On reconnait la sensibilité lyrique de Genevoix envers ses héros dont le destin n'est ni l'argent, ni le travail ni le confort, ni, au fond, la vie de famille mais ici, de vivre au contact d'un fleuve grand, fort et beau mais aussi capricieux.
Rémi passerait bien son temps à pécher l'alose ou le saumon, à flâner le long des rauches, sorte de roseaux qui poussent les pieds dans l'eau le long de la Loire. Et lorsque la Loire gronde, déborde et inonde tout, il est en première ligne avec son bachot pour aller secourir les gens isolés dans leurs maisons et en particulier la famille de Bertille.
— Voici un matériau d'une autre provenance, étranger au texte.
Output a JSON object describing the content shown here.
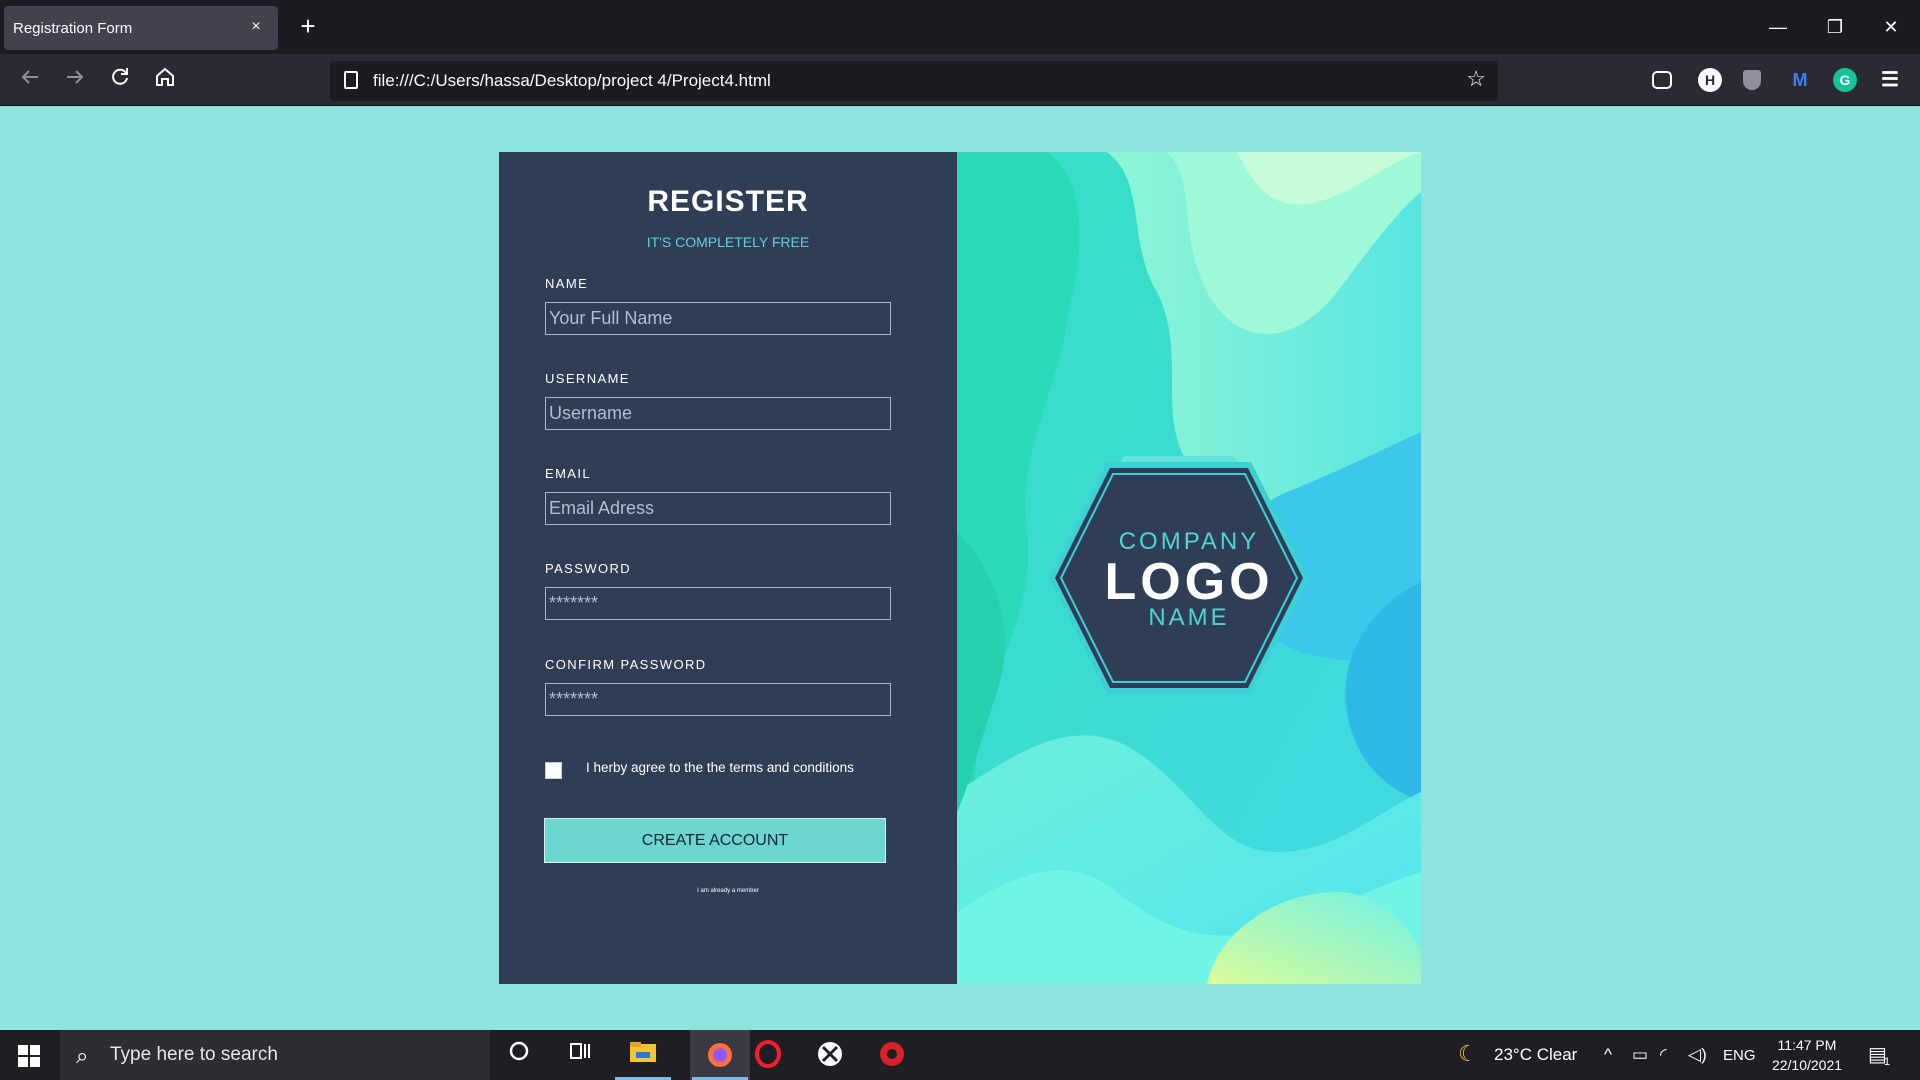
{
  "browser": {
    "tab_title": "Registration Form",
    "tab_close": "×",
    "new_tab": "+",
    "url": "file:///C:/Users/hassa/Desktop/project 4/Project4.html",
    "window_controls": {
      "minimize": "—",
      "restore": "❐",
      "close": "✕"
    },
    "nav_icons": [
      "back-arrow-icon",
      "forward-arrow-icon",
      "reload-icon",
      "home-icon"
    ],
    "extensions": [
      "pocket-icon",
      "h-extension-icon",
      "shield-extension-icon",
      "m-extension-icon",
      "grammarly-icon",
      "menu-icon"
    ]
  },
  "form": {
    "title": "REGISTER",
    "subtitle": "IT'S COMPLETELY FREE",
    "fields": [
      {
        "label": "NAME",
        "placeholder": "Your Full Name"
      },
      {
        "label": "USERNAME",
        "placeholder": "Username"
      },
      {
        "label": "EMAIL",
        "placeholder": "Email Adress"
      },
      {
        "label": "PASSWORD",
        "placeholder": "*******"
      },
      {
        "label": "CONFIRM PASSWORD",
        "placeholder": "*******"
      }
    ],
    "agree_text": "I herby agree to the the terms and conditions",
    "submit_label": "CREATE ACCOUNT",
    "member_link": "I am already a member"
  },
  "logo": {
    "line1": "COMPANY",
    "line2": "LOGO",
    "line3": "NAME"
  },
  "colors": {
    "page_bg": "#8ee3dc",
    "panel_bg": "#2f3d57",
    "accent": "#6bd5d0"
  },
  "taskbar": {
    "search_placeholder": "Type here to search",
    "weather": "23°C  Clear",
    "language": "ENG",
    "time": "11:47 PM",
    "date": "22/10/2021",
    "notification_count": "1"
  }
}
Mais voilà que Bertille, belle jeune fille attire Rémi dans ses filets depuis quelque temps. Comme dit Genevoix dans une expression complètement désuète mais que j'adore, Ce fut cinq jours après (la fin de l'inondation) qu'ils se promirent, ...
Mais le mode de vie nonchalant adopté par Rémi ne convient pas à Bertille qui est attirée par la ville (Orléans) à quelque lieues de là et par une vie plus confortable. Bertille va alors manœuvrer pour éloigner Rémi de sa rivale, la Loire. Rémi va suivre car il aime Bertille et que c'est quand même la voix de la raison. Mais il perdra une dimension. Et toutes les occasions seront bonnes pour retourner dans ses rauches.
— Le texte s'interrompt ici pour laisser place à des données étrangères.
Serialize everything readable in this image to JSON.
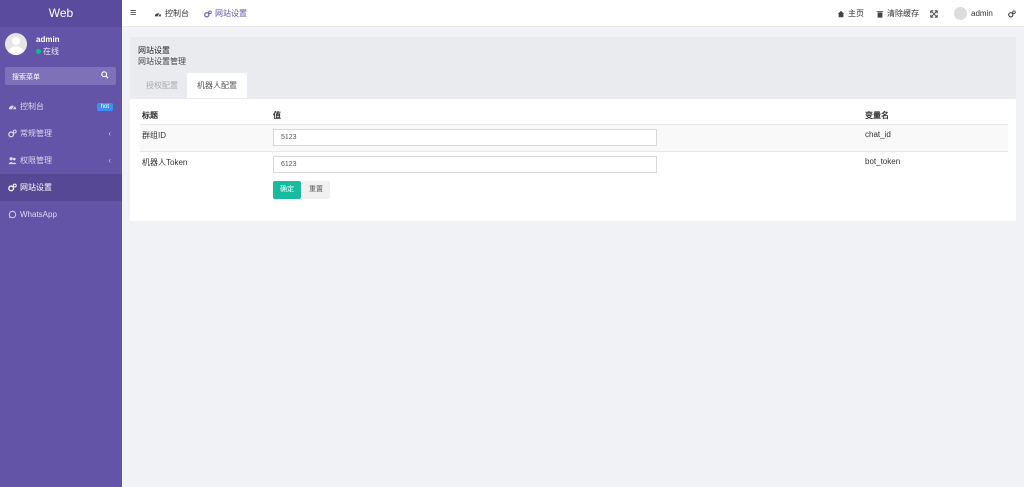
{
  "brand": "Web",
  "user": {
    "name": "admin",
    "status": "在线"
  },
  "search": {
    "label": "搜索菜单"
  },
  "menu": [
    {
      "label": "控制台",
      "icon": "dashboard-icon",
      "badge": "hot"
    },
    {
      "label": "常规管理",
      "icon": "cogs-icon",
      "chevron": "‹"
    },
    {
      "label": "权限管理",
      "icon": "users-icon",
      "chevron": "‹"
    },
    {
      "label": "网站设置",
      "icon": "cogs-icon",
      "active": true
    },
    {
      "label": "WhatsApp",
      "icon": "whatsapp-icon"
    }
  ],
  "header": {
    "menu_toggle": "≡",
    "tabs": [
      {
        "label": "控制台",
        "icon": "dashboard-icon"
      },
      {
        "label": "网站设置",
        "icon": "cogs-icon",
        "active": true
      }
    ],
    "right": {
      "home": "主页",
      "clear_cache": "清除缓存",
      "user": "admin"
    }
  },
  "page": {
    "title": "网站设置",
    "subtitle": "网站设置管理",
    "tabs": [
      {
        "label": "授权配置",
        "active": false
      },
      {
        "label": "机器人配置",
        "active": true
      }
    ]
  },
  "table": {
    "headers": {
      "title": "标题",
      "value": "值",
      "var": "变量名"
    },
    "rows": [
      {
        "title": "群组ID",
        "value": "5123",
        "var": "chat_id"
      },
      {
        "title": "机器人Token",
        "value": "6123",
        "var": "bot_token"
      }
    ]
  },
  "buttons": {
    "confirm": "确定",
    "reset": "重置"
  },
  "colors": {
    "sidebar": "#6354a8",
    "accent": "#6354a8",
    "primary_button": "#18bc9c",
    "badge": "#3f8ef5",
    "online": "#00c38a"
  }
}
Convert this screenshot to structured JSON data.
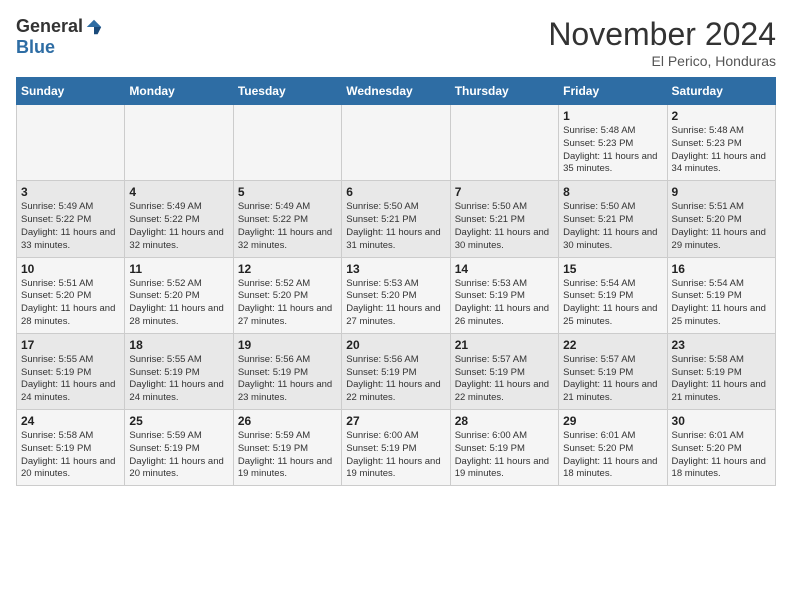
{
  "header": {
    "logo_general": "General",
    "logo_blue": "Blue",
    "month_title": "November 2024",
    "location": "El Perico, Honduras"
  },
  "calendar": {
    "days_of_week": [
      "Sunday",
      "Monday",
      "Tuesday",
      "Wednesday",
      "Thursday",
      "Friday",
      "Saturday"
    ],
    "weeks": [
      [
        {
          "day": "",
          "info": ""
        },
        {
          "day": "",
          "info": ""
        },
        {
          "day": "",
          "info": ""
        },
        {
          "day": "",
          "info": ""
        },
        {
          "day": "",
          "info": ""
        },
        {
          "day": "1",
          "info": "Sunrise: 5:48 AM\nSunset: 5:23 PM\nDaylight: 11 hours and 35 minutes."
        },
        {
          "day": "2",
          "info": "Sunrise: 5:48 AM\nSunset: 5:23 PM\nDaylight: 11 hours and 34 minutes."
        }
      ],
      [
        {
          "day": "3",
          "info": "Sunrise: 5:49 AM\nSunset: 5:22 PM\nDaylight: 11 hours and 33 minutes."
        },
        {
          "day": "4",
          "info": "Sunrise: 5:49 AM\nSunset: 5:22 PM\nDaylight: 11 hours and 32 minutes."
        },
        {
          "day": "5",
          "info": "Sunrise: 5:49 AM\nSunset: 5:22 PM\nDaylight: 11 hours and 32 minutes."
        },
        {
          "day": "6",
          "info": "Sunrise: 5:50 AM\nSunset: 5:21 PM\nDaylight: 11 hours and 31 minutes."
        },
        {
          "day": "7",
          "info": "Sunrise: 5:50 AM\nSunset: 5:21 PM\nDaylight: 11 hours and 30 minutes."
        },
        {
          "day": "8",
          "info": "Sunrise: 5:50 AM\nSunset: 5:21 PM\nDaylight: 11 hours and 30 minutes."
        },
        {
          "day": "9",
          "info": "Sunrise: 5:51 AM\nSunset: 5:20 PM\nDaylight: 11 hours and 29 minutes."
        }
      ],
      [
        {
          "day": "10",
          "info": "Sunrise: 5:51 AM\nSunset: 5:20 PM\nDaylight: 11 hours and 28 minutes."
        },
        {
          "day": "11",
          "info": "Sunrise: 5:52 AM\nSunset: 5:20 PM\nDaylight: 11 hours and 28 minutes."
        },
        {
          "day": "12",
          "info": "Sunrise: 5:52 AM\nSunset: 5:20 PM\nDaylight: 11 hours and 27 minutes."
        },
        {
          "day": "13",
          "info": "Sunrise: 5:53 AM\nSunset: 5:20 PM\nDaylight: 11 hours and 27 minutes."
        },
        {
          "day": "14",
          "info": "Sunrise: 5:53 AM\nSunset: 5:19 PM\nDaylight: 11 hours and 26 minutes."
        },
        {
          "day": "15",
          "info": "Sunrise: 5:54 AM\nSunset: 5:19 PM\nDaylight: 11 hours and 25 minutes."
        },
        {
          "day": "16",
          "info": "Sunrise: 5:54 AM\nSunset: 5:19 PM\nDaylight: 11 hours and 25 minutes."
        }
      ],
      [
        {
          "day": "17",
          "info": "Sunrise: 5:55 AM\nSunset: 5:19 PM\nDaylight: 11 hours and 24 minutes."
        },
        {
          "day": "18",
          "info": "Sunrise: 5:55 AM\nSunset: 5:19 PM\nDaylight: 11 hours and 24 minutes."
        },
        {
          "day": "19",
          "info": "Sunrise: 5:56 AM\nSunset: 5:19 PM\nDaylight: 11 hours and 23 minutes."
        },
        {
          "day": "20",
          "info": "Sunrise: 5:56 AM\nSunset: 5:19 PM\nDaylight: 11 hours and 22 minutes."
        },
        {
          "day": "21",
          "info": "Sunrise: 5:57 AM\nSunset: 5:19 PM\nDaylight: 11 hours and 22 minutes."
        },
        {
          "day": "22",
          "info": "Sunrise: 5:57 AM\nSunset: 5:19 PM\nDaylight: 11 hours and 21 minutes."
        },
        {
          "day": "23",
          "info": "Sunrise: 5:58 AM\nSunset: 5:19 PM\nDaylight: 11 hours and 21 minutes."
        }
      ],
      [
        {
          "day": "24",
          "info": "Sunrise: 5:58 AM\nSunset: 5:19 PM\nDaylight: 11 hours and 20 minutes."
        },
        {
          "day": "25",
          "info": "Sunrise: 5:59 AM\nSunset: 5:19 PM\nDaylight: 11 hours and 20 minutes."
        },
        {
          "day": "26",
          "info": "Sunrise: 5:59 AM\nSunset: 5:19 PM\nDaylight: 11 hours and 19 minutes."
        },
        {
          "day": "27",
          "info": "Sunrise: 6:00 AM\nSunset: 5:19 PM\nDaylight: 11 hours and 19 minutes."
        },
        {
          "day": "28",
          "info": "Sunrise: 6:00 AM\nSunset: 5:19 PM\nDaylight: 11 hours and 19 minutes."
        },
        {
          "day": "29",
          "info": "Sunrise: 6:01 AM\nSunset: 5:20 PM\nDaylight: 11 hours and 18 minutes."
        },
        {
          "day": "30",
          "info": "Sunrise: 6:01 AM\nSunset: 5:20 PM\nDaylight: 11 hours and 18 minutes."
        }
      ]
    ]
  }
}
Comme d'habitude, Genevoix décrit avec une grande minutie et beaucoup de réalisme les techniques de pêche, les difficultés et les façons de faire. Les comportements des pêcheurs, des petites gens, pourrait-on dire, sont analysés avec le plus grand respect.
On sent que Genevoix aime les personnages qu'il met en scène et c'est un plaisir de lire la relation qui s'établit entre Rémi et le père Jude, espèce d'homme solitaire, échappé de la civilisation qui vit dans une cabane au plus près du fleuve avec ses trois chats. Considéré par la population (dont Bertille) comme une sorte de sorcier en osmose avec la Loire, Rémi entretient avec lui une relation fascinée quasi filiale.
Genevoix aime tous les personnages dont bien sûr le personnage central, la Loire qu'il décrit par tous les temps et dont il ne cesse de le considérer comme un personnage nourricier dont les colères et les inondations sont bénéfiques au long cours.
Mais Genevoix aime aussi Bertille dont il aurait pu faire un tableau peu enthousiasmant, voire pire. On sent qu'il ne passe pas loin de lui faire un destin négatif. Mais non, Genevoix voit clair en elle. Mais non, il en restera à une version positive, celle de la Raison dont Rémi a aussi besoin.